The virtualization phenomenon changed (and it’s still changing) a lot of things in the IT world. Some of them, anyway, have nothing to do with technology.
One is the new level of competition that the vendors can reach when pitching their products, probably the highest ever seen in the computer industry.
Such fierce conflict is made of claims and refusals and accusations going back and forth from one corporate blog to another.
Who benefits the most from this modern media fight is the end-user which has a surprisingly efficient tool to spot some obscure statements in this or that vendor’s offering.
This long and unusal premise was needed to introduce a concrete example.

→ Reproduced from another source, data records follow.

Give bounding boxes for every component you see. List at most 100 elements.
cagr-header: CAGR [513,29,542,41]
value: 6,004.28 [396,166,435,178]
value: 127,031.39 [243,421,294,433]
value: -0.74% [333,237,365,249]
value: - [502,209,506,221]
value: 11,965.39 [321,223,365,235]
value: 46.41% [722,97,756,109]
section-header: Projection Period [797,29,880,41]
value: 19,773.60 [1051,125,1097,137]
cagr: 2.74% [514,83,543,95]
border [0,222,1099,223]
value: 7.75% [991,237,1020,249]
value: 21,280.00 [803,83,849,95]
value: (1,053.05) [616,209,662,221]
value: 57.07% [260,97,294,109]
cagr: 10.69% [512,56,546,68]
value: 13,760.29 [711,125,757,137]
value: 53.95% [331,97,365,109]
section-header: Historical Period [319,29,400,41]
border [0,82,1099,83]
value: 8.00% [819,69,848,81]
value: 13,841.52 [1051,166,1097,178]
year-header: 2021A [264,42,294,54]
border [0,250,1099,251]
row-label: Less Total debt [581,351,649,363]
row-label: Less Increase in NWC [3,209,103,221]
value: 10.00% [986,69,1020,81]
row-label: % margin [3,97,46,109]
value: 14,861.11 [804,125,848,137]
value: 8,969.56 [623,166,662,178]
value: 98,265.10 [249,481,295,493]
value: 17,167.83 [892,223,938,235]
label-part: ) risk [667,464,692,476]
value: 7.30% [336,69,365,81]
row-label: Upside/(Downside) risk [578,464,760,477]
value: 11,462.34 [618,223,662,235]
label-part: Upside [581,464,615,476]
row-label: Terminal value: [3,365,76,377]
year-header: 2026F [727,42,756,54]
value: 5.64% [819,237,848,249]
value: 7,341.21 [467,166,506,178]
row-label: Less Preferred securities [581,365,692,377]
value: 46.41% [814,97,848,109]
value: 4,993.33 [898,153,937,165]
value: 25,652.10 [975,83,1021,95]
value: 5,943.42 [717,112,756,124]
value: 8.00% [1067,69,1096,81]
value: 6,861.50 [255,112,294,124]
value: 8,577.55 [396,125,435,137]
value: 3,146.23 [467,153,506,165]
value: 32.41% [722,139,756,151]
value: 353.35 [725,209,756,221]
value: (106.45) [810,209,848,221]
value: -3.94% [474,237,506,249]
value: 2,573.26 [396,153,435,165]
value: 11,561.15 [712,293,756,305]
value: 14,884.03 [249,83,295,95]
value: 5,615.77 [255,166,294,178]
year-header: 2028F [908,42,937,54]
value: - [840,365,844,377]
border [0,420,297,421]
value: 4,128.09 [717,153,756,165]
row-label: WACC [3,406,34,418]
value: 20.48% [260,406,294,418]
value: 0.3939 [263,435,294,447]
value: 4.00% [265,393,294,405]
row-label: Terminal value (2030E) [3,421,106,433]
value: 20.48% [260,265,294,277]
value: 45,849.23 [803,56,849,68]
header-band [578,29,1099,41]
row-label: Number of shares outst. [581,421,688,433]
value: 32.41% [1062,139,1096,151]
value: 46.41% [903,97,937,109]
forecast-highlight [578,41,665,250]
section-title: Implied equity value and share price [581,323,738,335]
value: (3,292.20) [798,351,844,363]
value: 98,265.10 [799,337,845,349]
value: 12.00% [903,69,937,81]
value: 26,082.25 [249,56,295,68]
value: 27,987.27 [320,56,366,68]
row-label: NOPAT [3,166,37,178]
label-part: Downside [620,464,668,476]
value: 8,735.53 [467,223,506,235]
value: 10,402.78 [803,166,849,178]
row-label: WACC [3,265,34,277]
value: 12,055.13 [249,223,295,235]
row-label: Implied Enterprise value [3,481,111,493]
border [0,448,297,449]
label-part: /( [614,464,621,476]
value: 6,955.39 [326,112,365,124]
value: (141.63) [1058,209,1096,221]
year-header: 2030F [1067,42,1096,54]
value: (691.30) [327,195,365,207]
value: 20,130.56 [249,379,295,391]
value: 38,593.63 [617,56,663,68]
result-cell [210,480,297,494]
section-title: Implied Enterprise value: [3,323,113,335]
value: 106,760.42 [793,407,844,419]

Recently VMware opened a new corporate blog to debate on those press articles or competitors statements which are not considered fair enough.
The last post published on this blog, Virtual Reality, covers the frequent complains about the VMware Infrastructure price (complains that actually exist since much before Microsoft announced the price for its upcoming Hyper-V).
To justify the cost difference between its hypervisor and the competing ones, VMware focus on the so called cost per virtual machine and invokes the memory overcommit feature, something that nor Citrix XenServer neither Microsoft Hyper-V can offer today.
The achievements described in that post (a 4GB RAM physical server runs up to 40 concurrent VMs busy with light activity or up to 14 VMs busy with heavy activity) instantly provoked reaction from Microsoft and from Citrix.
The three positions are all interesting and worthwhile of a full analysis but readers should be aware that metrics can be manipulated without limits to support one position or another.
The value of ESX Server memory overcommit exist. Despite that, the scenario described by VMware seems far away from many real-world deployments.
VMware used the identical OS image for all the virtual machine instances but it’s highly unlikely that a virtual infrastructures can host tens of virtual machines with the same identical Windows edition, service pack, patch level and running applications. Thus the chances to have many memory pages to share are probably lower than the ones available in the tested environment.
Surely there are batteries of identical virtual machines (at least at the OS level) deployed out there, for example for web server farms or VDI farms, but to match a realistic average scenario VMware should use a mixed environment made of Windows 2000, 2003 and 2008 VMs, with different SP and patch levels, and with different installed applications.
In such environment the memory overcommit ratio would assume a more concrete value and a cost per VM calculation would be more precise.
Update: VMware posted a new scenario to validate its memory overcommit technology in the real-world.
It’s the case of a VDI farm with 178 virtual machines (512 MB virtual RAM each) which consumes less than 20GB physical RAM instead of 89GB.
Definitively an interesting environment but, as noted in the original post above, we’d like to see the memory overcommit ratio achieved where you cannot have a farm of identical guest OSes with identical applications.